Avis des supporters du RCL sur le culte de la vedette

04 décembre 1973
51s
Réf. 00057

Notice

Résumé :

Interrogés dans un café, de supporters du RC Lens pensent qu'une vedette comme Johan Cruijff n'aurait pas sa place dans le club : "Le RCL est avant tout est une équipe de copains ...qui va au charbon", avec un public d'ouvriers.

Type de média :
Date de diffusion :
04 décembre 1973
Source :

Éclairage

A la fin de l'année 1973, le Racing Club de Lens (RCL), l'ancien "club des Houillères" est sorti de la passe difficile dans laquelle l'avait plongé la récession charbonnière, qui a conduit à la fin du soutien que lui apportait jusque-là l'entreprise. Après être redevenu professionnel en 1970, il accède à la Première Division du championnat de France de football à l'issue de la saison 1972-1973. Au moment où il effectue ce retour, le football français est en voie de transformation, sous l'effet de multiples facteurs : la fin en 1969 du contrat à vie (qui liait le joueur au club jusqu'à ses 35 ans), le rôle croissant de la télévision, la création, puis la médiatisation des grandes compétitions européennes. A cette date cependant cette transformation est encore partielle, surtout pour un club de taille modeste comme le RCL. La rumeur qu'évoque le reportage – la venue à Lens du grand international néerlandais Johan Cruijiff qui, après avoir fait le bonheur de l'Ajax d'Amsterdam, vient tout juste de signer à Barcelone – n'a donc guère de chance de se réaliser. Reste qu'elle permet de comprendre comment les supporters lensois réactivent l'imaginaire minier attaché au club, alors même que les cadres du travail et de la vie minière perdent peu à peu de leur réalité.

L'argument que mettent en avant ici les supporters est que le comportement d'une vedette comme Johan Cruijiff serait incompatible avec les valeurs d'une "équipe de copains", comme avec un esprit minier valorisant avant tout le travail, le courage et le sens du collectif. Ce genre de discours est effectivement déjà présent lorsque le RCL en tant que club des Mines est à son apogée, entre la fin des années 1940 et le début des années 1960. Mais il relève en partie d'une construction, à laquelle les supporters adhèrent d'ailleurs de manière très variable. Refuser le "culte des vedettes" est aussi pour les dirigeants miniers du RCL une manière de faire nécessité vertu, étant donné qu'ils n'ont guère les moyens financiers de recruter les vedettes en question. Cela n'a rien d'une loi éternelle (le RCL des années 1930 y sacrifiait peu) et cela n'empêche pas les spectateurs d'apprécier les performances individuelles, comme celles de l'Antillais Xercès Louis, qui fait les beaux jours du club dans les années 1950.
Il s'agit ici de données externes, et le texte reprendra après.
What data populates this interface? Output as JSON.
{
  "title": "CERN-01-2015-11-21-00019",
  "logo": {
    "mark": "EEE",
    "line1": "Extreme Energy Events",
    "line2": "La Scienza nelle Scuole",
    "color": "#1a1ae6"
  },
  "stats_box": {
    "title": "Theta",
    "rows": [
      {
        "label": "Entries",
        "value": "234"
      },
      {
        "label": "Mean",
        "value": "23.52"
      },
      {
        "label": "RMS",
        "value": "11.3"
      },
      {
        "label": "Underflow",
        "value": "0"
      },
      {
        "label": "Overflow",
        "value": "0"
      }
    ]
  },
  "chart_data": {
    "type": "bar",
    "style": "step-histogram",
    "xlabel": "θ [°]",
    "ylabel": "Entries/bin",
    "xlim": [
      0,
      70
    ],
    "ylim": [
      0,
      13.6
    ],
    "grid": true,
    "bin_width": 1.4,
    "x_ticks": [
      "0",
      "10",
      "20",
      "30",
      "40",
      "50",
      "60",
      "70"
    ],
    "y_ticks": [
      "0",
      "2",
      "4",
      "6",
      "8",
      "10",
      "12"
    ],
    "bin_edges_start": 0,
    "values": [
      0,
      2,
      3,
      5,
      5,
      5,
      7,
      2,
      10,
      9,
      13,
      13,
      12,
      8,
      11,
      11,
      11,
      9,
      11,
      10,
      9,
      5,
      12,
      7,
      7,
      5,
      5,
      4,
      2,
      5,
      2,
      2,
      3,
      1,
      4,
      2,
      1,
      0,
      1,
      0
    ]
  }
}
En 1973, la valorisation d'une équipe modeste, composée surtout de "gars du coin", répond à des raisons similaires : la municipalité de Lens qui est devenue, après les Houillères, le grand appui du club, n'a, pas plus que l'entreprise, les moyens de faire appel à des grandes "stars" internationales. Ce handicap est, là encore, transformé en atout. L'une des spécificités de l'ancien "club des Houillères" est réemployée pour identifier le RCL dans le nouveau monde du football : le Racing est placé du côté des clubs souvent dominés sur le plan économique mais porteurs des "vraies" valeurs du football. On voit aussi ici à quel point cette identification sert au rassemblement sur le plan local. Le RCL évoque à sa manière la lutte entre le peuple, les "petits" et les "gros" capitalistes, faisant revivre une opposition prégnante à gauche et plus encore dans le bassin minier. Il constitue ainsi le représentant valorisant d'une population à qui il resterait au moins son intégrité et sa jeunesse face aux difficultés nées de la crise industrielle.

Marion Fontaine

Transcription

Journaliste
Eh oui,Kopa n’est pas devenu Lensois et tout le destin du Racing en fût sans doute changé. Mais à Lens, on ne regrette rien, les grandes vedettes, on les forme, on ne court pas après, même s’il s’agit de Cruyff.
Intervenant 2
Je crois qu’on n’accepterait pas de prendre Johan Cruyff ou toute autre vedette demain dans l’équipe de Lens, parce que Lens avant tout, comme on l’a dit tout à l’heure, c’est une équipe de copains. Et une équipe de copains qui s’entraident sur un terrain, qui va, comme on dit chez nous, au charbon, qui se bat de la première à la dernière minute ; où chacun fait son boulot, même, aide le copain s’il est en difficulté. Je crois qu’un garçon comme Cruyff, malgré toute sa valeur et toute sa classe, ne cadrerait pas dans l’esprit du club. C’est très, très important ici à Lens où nous avons un public fait d’ouvriers qui ne comprend pas le culte de la vedette.